Une course technologique permanente
Si l'hameçonnage reste la première menace cyber touchant le milieu scolaire selon Stéphane Guérault, chargé de mission cybersécurité à la Direction générale de l'enseignement scolaire, les techniques des cybercriminels se perfectionnent constamment.
L'utilisation généralisée de l'intelligence artificielle leur permet désormais de créer des messages de plus en plus convaincants, tant sur le plan grammatical qu'orthographique. Les enquêtes sur les précédentes vagues d'actes malveillants ont révélé que de nombreuses usurpations de comptes étaient liées à des logiciels "stealer" implantés dans des applications piratées, capables de dérober les mots de passe des utilisateurs.

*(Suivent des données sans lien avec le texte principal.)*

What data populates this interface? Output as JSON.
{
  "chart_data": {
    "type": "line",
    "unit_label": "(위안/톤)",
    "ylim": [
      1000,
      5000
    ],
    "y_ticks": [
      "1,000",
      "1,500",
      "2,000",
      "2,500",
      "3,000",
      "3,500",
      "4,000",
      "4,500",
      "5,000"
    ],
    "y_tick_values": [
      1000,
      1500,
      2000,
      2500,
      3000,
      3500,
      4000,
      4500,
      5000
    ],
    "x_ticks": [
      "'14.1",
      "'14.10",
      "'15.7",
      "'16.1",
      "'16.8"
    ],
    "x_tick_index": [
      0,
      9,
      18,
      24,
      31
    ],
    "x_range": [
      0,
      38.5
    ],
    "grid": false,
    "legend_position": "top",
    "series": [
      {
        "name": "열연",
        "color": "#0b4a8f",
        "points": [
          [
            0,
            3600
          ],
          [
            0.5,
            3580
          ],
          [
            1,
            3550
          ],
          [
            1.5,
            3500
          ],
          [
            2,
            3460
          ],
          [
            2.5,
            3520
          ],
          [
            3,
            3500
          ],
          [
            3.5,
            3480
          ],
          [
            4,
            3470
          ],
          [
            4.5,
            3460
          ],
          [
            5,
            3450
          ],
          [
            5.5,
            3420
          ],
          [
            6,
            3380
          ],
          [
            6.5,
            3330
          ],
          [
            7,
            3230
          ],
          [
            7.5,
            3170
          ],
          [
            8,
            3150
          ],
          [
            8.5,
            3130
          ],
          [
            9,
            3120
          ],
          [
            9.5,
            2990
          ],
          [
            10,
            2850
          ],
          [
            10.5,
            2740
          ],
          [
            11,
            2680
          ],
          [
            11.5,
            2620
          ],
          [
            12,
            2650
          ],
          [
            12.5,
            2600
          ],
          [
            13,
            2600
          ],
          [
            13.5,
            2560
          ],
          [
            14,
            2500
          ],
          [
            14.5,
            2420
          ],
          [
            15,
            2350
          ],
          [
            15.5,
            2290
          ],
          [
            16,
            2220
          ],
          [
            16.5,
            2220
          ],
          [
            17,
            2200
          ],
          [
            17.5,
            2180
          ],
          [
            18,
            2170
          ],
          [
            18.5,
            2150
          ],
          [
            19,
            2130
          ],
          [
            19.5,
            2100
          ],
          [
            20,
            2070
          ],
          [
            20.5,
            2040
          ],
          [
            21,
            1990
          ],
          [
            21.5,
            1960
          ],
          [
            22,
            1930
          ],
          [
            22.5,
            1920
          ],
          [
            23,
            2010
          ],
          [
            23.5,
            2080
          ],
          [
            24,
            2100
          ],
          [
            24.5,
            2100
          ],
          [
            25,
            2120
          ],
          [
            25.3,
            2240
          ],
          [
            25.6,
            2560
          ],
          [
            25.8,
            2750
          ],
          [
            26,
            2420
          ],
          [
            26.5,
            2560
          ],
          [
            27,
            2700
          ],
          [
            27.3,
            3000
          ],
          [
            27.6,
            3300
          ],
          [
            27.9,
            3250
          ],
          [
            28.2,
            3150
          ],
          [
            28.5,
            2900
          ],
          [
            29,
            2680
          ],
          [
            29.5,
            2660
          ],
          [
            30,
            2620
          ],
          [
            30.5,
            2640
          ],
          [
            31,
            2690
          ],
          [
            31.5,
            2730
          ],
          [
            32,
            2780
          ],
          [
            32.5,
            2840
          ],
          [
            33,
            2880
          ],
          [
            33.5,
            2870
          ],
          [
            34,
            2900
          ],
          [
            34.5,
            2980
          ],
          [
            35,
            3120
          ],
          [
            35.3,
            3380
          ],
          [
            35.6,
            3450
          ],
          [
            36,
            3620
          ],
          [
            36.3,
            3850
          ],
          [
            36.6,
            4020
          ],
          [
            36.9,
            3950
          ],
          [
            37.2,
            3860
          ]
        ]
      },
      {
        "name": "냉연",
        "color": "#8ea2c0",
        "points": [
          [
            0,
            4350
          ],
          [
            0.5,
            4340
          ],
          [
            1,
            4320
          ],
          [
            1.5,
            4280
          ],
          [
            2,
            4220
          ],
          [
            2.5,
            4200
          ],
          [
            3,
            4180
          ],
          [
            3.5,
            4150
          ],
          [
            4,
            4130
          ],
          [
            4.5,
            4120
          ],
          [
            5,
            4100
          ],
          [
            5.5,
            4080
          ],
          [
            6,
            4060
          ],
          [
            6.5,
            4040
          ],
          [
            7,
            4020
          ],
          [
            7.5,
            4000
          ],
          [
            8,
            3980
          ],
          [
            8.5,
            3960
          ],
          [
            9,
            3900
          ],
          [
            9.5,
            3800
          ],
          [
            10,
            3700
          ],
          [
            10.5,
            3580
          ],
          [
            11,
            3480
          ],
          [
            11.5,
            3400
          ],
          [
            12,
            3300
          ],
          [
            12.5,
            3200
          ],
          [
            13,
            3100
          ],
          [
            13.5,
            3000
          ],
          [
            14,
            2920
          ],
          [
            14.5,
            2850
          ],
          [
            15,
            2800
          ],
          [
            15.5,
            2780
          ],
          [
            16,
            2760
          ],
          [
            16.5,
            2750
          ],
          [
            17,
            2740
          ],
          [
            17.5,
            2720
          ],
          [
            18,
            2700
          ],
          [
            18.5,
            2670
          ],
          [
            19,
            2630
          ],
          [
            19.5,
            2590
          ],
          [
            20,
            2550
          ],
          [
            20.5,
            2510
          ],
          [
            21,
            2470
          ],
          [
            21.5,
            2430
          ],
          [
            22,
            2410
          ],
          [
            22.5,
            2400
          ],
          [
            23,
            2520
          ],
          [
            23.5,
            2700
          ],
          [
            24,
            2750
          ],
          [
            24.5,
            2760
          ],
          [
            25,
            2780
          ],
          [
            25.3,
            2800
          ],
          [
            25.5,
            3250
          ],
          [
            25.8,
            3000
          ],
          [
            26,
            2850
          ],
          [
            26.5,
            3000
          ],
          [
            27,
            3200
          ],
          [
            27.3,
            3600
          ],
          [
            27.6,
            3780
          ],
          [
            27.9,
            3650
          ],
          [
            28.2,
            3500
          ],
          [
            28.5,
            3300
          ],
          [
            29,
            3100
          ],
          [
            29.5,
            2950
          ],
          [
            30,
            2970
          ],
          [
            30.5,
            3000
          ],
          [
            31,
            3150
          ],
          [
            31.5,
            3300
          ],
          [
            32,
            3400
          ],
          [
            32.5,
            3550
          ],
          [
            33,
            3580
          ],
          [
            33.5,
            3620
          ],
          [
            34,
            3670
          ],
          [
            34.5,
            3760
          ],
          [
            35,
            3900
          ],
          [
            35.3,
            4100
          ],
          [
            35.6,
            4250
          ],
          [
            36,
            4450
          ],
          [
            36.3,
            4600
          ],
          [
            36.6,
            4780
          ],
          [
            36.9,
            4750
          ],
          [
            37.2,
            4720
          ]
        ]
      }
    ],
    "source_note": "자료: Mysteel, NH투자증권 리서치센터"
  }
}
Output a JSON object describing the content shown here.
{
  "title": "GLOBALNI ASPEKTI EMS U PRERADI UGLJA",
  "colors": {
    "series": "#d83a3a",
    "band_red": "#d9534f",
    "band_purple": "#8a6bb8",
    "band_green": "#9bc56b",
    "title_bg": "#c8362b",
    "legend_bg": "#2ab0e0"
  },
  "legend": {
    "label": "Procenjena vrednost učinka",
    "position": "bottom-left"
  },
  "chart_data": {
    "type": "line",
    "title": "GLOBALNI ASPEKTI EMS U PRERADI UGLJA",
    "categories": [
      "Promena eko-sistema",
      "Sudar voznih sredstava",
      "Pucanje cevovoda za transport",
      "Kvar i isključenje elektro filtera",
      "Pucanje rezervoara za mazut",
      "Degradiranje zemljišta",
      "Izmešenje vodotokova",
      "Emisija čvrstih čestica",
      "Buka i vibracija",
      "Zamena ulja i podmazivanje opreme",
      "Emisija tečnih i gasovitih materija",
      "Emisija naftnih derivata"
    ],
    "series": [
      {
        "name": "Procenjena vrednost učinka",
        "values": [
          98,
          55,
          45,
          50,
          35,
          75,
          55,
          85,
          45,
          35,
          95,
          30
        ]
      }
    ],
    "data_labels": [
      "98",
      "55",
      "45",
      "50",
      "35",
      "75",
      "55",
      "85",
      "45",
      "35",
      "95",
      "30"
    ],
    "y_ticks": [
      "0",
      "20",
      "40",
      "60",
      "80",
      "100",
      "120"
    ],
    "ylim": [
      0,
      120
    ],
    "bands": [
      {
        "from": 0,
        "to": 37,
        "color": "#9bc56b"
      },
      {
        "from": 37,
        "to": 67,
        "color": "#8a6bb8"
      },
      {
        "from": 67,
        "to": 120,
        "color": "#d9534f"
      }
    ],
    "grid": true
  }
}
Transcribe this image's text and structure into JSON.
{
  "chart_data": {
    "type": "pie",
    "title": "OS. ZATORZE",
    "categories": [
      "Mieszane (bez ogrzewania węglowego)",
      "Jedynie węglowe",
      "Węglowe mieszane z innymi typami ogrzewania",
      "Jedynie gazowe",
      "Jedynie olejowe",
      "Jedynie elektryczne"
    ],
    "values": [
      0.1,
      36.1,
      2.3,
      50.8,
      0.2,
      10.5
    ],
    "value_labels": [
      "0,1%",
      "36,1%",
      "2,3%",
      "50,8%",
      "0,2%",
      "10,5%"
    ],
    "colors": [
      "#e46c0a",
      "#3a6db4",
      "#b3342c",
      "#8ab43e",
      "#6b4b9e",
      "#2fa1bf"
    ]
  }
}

Ces identifiants volés se retrouvent ensuite sur des bases de données accessibles pour quelques euros seulement.
Une approche proactive et nécessaire
L'opération Cactus constitue une réponse innovante dans la protection des jeunes internautes. En les confrontant à une situation réelle mais contrôlée, l'Éducation nationale parvient à transformer une expérience potentiellement négative en leçon concrète.
Ces efforts de sensibilisation devraient contribuer à renforcer la résilience numérique des élèves et, par extension, celle de tout leur environnement. Dans un monde où la cybersécurité devient un enjeu majeur, apprendre à reconnaître les pièges numériques apparaît désormais aussi essentiel que l'apprentissage des fondamentaux académiques.